It took the U.S. Court of Appeals for the 9th Circuit to bring a U.S. Supreme Court decision of 2002 into focus. The liberal 9th decided that the High Court’s ruling that juries, not judges, must decide between life and death in capital cases is retroactive, and the hell with stare decisis. The 9th majority Judge Sidney Thomas declared the Supreme decision “altered the fundamental bedrock principles applicable to capital murder trials,” and then Judge Thomas and his majority judges decided to alter the bedrock even more by ruling that the decision applies to cases already decided and to more than a hundred prisoners awaiting executions in the Western States.
The 9th ruling applies for now to Arizona, Idaho and Montana, the three states that have used judges-only sentencing in capital cases.
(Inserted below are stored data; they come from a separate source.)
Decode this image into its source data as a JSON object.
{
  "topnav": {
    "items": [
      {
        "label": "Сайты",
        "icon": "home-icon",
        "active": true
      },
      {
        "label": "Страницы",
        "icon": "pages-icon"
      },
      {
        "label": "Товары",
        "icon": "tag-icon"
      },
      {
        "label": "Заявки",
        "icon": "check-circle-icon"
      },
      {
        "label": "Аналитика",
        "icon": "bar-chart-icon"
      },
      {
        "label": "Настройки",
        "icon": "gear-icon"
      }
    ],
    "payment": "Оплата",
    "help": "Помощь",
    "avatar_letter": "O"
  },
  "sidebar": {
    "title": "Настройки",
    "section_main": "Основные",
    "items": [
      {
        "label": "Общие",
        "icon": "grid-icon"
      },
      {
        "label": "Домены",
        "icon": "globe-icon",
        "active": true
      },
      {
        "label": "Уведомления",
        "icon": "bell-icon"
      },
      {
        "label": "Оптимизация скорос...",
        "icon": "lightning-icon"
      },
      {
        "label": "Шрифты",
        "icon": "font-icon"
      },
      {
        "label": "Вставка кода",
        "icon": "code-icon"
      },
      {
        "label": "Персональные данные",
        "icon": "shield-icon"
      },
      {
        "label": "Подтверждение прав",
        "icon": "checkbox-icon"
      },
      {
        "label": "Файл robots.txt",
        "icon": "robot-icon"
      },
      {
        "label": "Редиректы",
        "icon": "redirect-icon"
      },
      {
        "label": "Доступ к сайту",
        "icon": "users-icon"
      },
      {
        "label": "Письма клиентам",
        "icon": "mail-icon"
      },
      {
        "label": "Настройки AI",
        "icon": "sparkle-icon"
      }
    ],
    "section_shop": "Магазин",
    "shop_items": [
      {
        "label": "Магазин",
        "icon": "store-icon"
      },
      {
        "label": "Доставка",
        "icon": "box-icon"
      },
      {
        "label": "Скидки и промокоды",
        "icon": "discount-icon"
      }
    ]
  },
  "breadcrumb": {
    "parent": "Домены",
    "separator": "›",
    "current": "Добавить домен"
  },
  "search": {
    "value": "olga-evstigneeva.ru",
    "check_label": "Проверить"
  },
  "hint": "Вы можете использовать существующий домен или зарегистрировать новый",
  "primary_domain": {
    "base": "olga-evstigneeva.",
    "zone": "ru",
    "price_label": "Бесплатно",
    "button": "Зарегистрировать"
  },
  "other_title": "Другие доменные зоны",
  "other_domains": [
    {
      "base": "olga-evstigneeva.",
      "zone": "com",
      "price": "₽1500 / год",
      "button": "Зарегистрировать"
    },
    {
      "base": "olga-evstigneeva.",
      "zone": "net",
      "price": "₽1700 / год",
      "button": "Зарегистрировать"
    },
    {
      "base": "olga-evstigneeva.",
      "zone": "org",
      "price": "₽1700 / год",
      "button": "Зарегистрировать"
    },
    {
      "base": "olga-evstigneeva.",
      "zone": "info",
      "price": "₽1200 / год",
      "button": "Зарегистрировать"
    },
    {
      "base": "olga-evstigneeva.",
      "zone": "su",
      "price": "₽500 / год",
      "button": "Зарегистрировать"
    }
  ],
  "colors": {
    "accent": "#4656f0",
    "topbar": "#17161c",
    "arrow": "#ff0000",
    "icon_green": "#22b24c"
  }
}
Montana since has changed its procedure to follow the High Court’s mandate, but has half a dozen cases left over from the old established way.
The argument had been that for judges to render decisions between life imprisonment or death they were frequently required to consider facts, the verification of which lies within a jury’s purview. Remember? The jury decides the facts. The judge applies the law, as evidence is adduced, and at trial’s conclusion recites, with a lot of input from the lawyers, how the jury may apply the law to the facts it is weighing. Now, having reached a verdict on the facts, juries are charged with deciding what the law should exact — the penalty phase. A province once that of a judge.
Appeals will argue that the High Court has, as Judge Thomas approvingly states, whacked away a lot of bedrock in arrogating a jurist’s responsibility and handing it to a dozen to wrestle with. Or at least, that those cases already decided should not be overturned retroactively.
To take from one man the decision of life or death and place it in the jury room filled with a dozen raised at the teat of moral relativism certainly increases the chances for defendants to escape the ultimate penalty. Despite all the prior voir dire, among twelve peers these days there are certain to be some, or one, skittish about assessing the ultimate penalty. Scott Crichton, executive director of Montana’s American Civil Liberties Union, said the new ruling “takes us a step closer to the day when the United States will join the civilized nations of the world in outlawing the cruel, inhumane and biased application of the death penalty.”
In other words, the High Court that once had virtually outlawed the death penalty, then reinstated it, is now making that large ship-of-state turn once again. And juries, sometimes given to revolt on facts alone, now have another arrow in the quiver of nullification. As O. J. Simpson pursues the killer of his wife and her friend through the sandtraps of America he may well reflect on the vagaries of leaving fate up to a dozen.
A befuddled District of Columbia jury’s decision in 1982 is still being played out in the federal courts in Washington. The 12 found John Hinckley not guilty by reason of insanity in the shooting of President Reagan and three others in 1981. Hinckley was sent to St. Elizabeths Hospital where doctors began doing what doctors do — cure.
Gradually, Hinckley recovered, his doctors said, got more privileges, acquired a girl friend, began making supervised outings, the theater, bowling. James Brady would not bowl again, and who knows what effect a bullet in the chest had on Mr. Reagan’s subsequent decline.
Now John Hinckley wants a federal judge to allow him a series of 10 unsupervised visits to his parents’ home in Williamsburg, Virginia. Wait a minute. A single Federal District Judge? Should he be allowed to judge the facts here? Where is that jury, the twelve tried and true? This freedom, this restoration, this virtual grant of life. Isn’t it too much to place in the hands of one man?
A silly argument, you say. There are lots of them.